Chile was the first country in South America to officially recognize the People’s Republic of China around 45 years ago, and was the first in the continent to sign a free-trade agreement with Beijing.

Although China has become the region’s third-largest trading partner, Chilean officials believe Chinese investment could soon start to wane because of the poor growth figures predicted for both countries in the coming years, which could impede new investment opportunities.

According to a study released on Monday that was conducted by the Economic Commission for Latin America and the Caribbean (CEPAL), Latin America’s biggest challenge in its trade relations with China is the diversification of its exports.

Only five primary products make up 75 percent of all the regional exports headed to the Asian country

While bilateral trade between the region and China multiplied by 22 times between 2000 and 2004, only five primary products make up 75 percent of all the exports headed for the Asian country.

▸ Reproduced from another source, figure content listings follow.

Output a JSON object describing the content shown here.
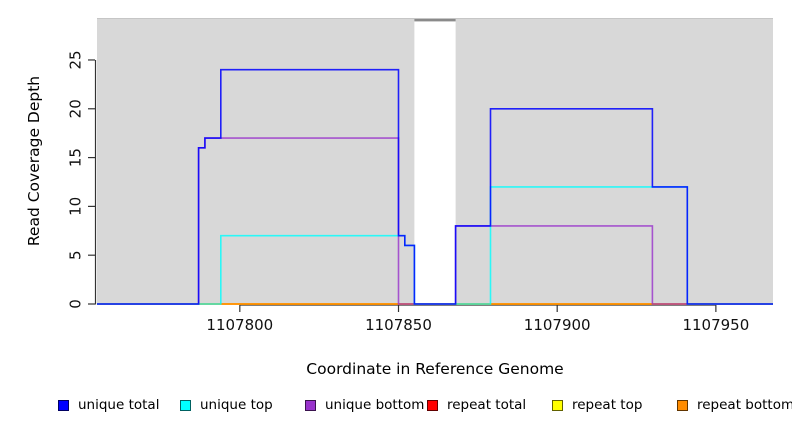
{
  "chart_data": {
    "type": "line",
    "subtype": "step-coverage-plot",
    "title": "",
    "xlabel": "Coordinate in Reference Genome",
    "ylabel": "Read Coverage Depth",
    "xlim": [
      1107755,
      1107968
    ],
    "ylim": [
      0,
      29.3
    ],
    "x_ticks": [
      1107800,
      1107850,
      1107900,
      1107950
    ],
    "y_ticks": [
      0,
      5,
      10,
      15,
      20,
      25
    ],
    "grid": false,
    "background": {
      "panel_color": "#d8d8d8",
      "panels": [
        [
          1107755,
          1107855
        ],
        [
          1107868,
          1107968
        ]
      ],
      "gap_region": [
        1107855,
        1107868
      ],
      "gap_cap_color": "#8a8a8a",
      "top_edge_color": "#c6c6c6"
    },
    "axis_color": "#333333",
    "series": [
      {
        "name": "unique total",
        "color": "#0000FF",
        "opacity": 0.85,
        "points": [
          [
            1107755,
            0
          ],
          [
            1107787,
            0
          ],
          [
            1107787,
            16
          ],
          [
            1107789,
            16
          ],
          [
            1107789,
            17
          ],
          [
            1107794,
            17
          ],
          [
            1107794,
            24
          ],
          [
            1107850,
            24
          ],
          [
            1107850,
            7
          ],
          [
            1107852,
            7
          ],
          [
            1107852,
            6
          ],
          [
            1107855,
            6
          ],
          [
            1107855,
            0
          ],
          [
            1107868,
            0
          ],
          [
            1107868,
            8
          ],
          [
            1107879,
            8
          ],
          [
            1107879,
            20
          ],
          [
            1107930,
            20
          ],
          [
            1107930,
            12
          ],
          [
            1107941,
            12
          ],
          [
            1107941,
            0
          ],
          [
            1107968,
            0
          ]
        ]
      },
      {
        "name": "unique top",
        "color": "#00FFFF",
        "opacity": 0.8,
        "points": [
          [
            1107755,
            0
          ],
          [
            1107794,
            0
          ],
          [
            1107794,
            7
          ],
          [
            1107852,
            7
          ],
          [
            1107852,
            6
          ],
          [
            1107855,
            6
          ],
          [
            1107855,
            0
          ],
          [
            1107879,
            0
          ],
          [
            1107879,
            12
          ],
          [
            1107941,
            12
          ],
          [
            1107941,
            0
          ],
          [
            1107968,
            0
          ]
        ]
      },
      {
        "name": "unique bottom",
        "color": "#9932CC",
        "opacity": 0.8,
        "points": [
          [
            1107755,
            0
          ],
          [
            1107787,
            0
          ],
          [
            1107787,
            16
          ],
          [
            1107789,
            16
          ],
          [
            1107789,
            17
          ],
          [
            1107850,
            17
          ],
          [
            1107850,
            0
          ],
          [
            1107868,
            0
          ],
          [
            1107868,
            8
          ],
          [
            1107930,
            8
          ],
          [
            1107930,
            0
          ],
          [
            1107968,
            0
          ]
        ]
      },
      {
        "name": "repeat total",
        "color": "#FF0000",
        "opacity": 1,
        "points": [
          [
            1107755,
            0
          ],
          [
            1107968,
            0
          ]
        ]
      },
      {
        "name": "repeat top",
        "color": "#FFFF00",
        "opacity": 1,
        "points": [
          [
            1107755,
            0
          ],
          [
            1107968,
            0
          ]
        ]
      },
      {
        "name": "repeat bottom",
        "color": "#FF8C00",
        "opacity": 1,
        "points": [
          [
            1107755,
            0
          ],
          [
            1107968,
            0
          ]
        ]
      }
    ],
    "draw_order": [
      3,
      4,
      5,
      2,
      1,
      0
    ],
    "legend": {
      "position": "bottom"
    }
  }
}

CEPAL Executive Secretary Alicia Bárcena said that Latin America needs to “accomplish advances in productivity, innovation, infrastructure, logistics and human resources training” if it wants to diversify its exports.

“These advances are fundamental for growth with equality, in the context of accelerating technological change,” she said in the report.

Li, who began his Latin tour in Brazil on May 19, signed 35 investment agreements worth $53 billion with Brazilian President Dilma Rousseff.

At least $10 billion will go to building a trans-oceanic rail line that will run from the Atlantic to the Pacific through Brazil and Peru.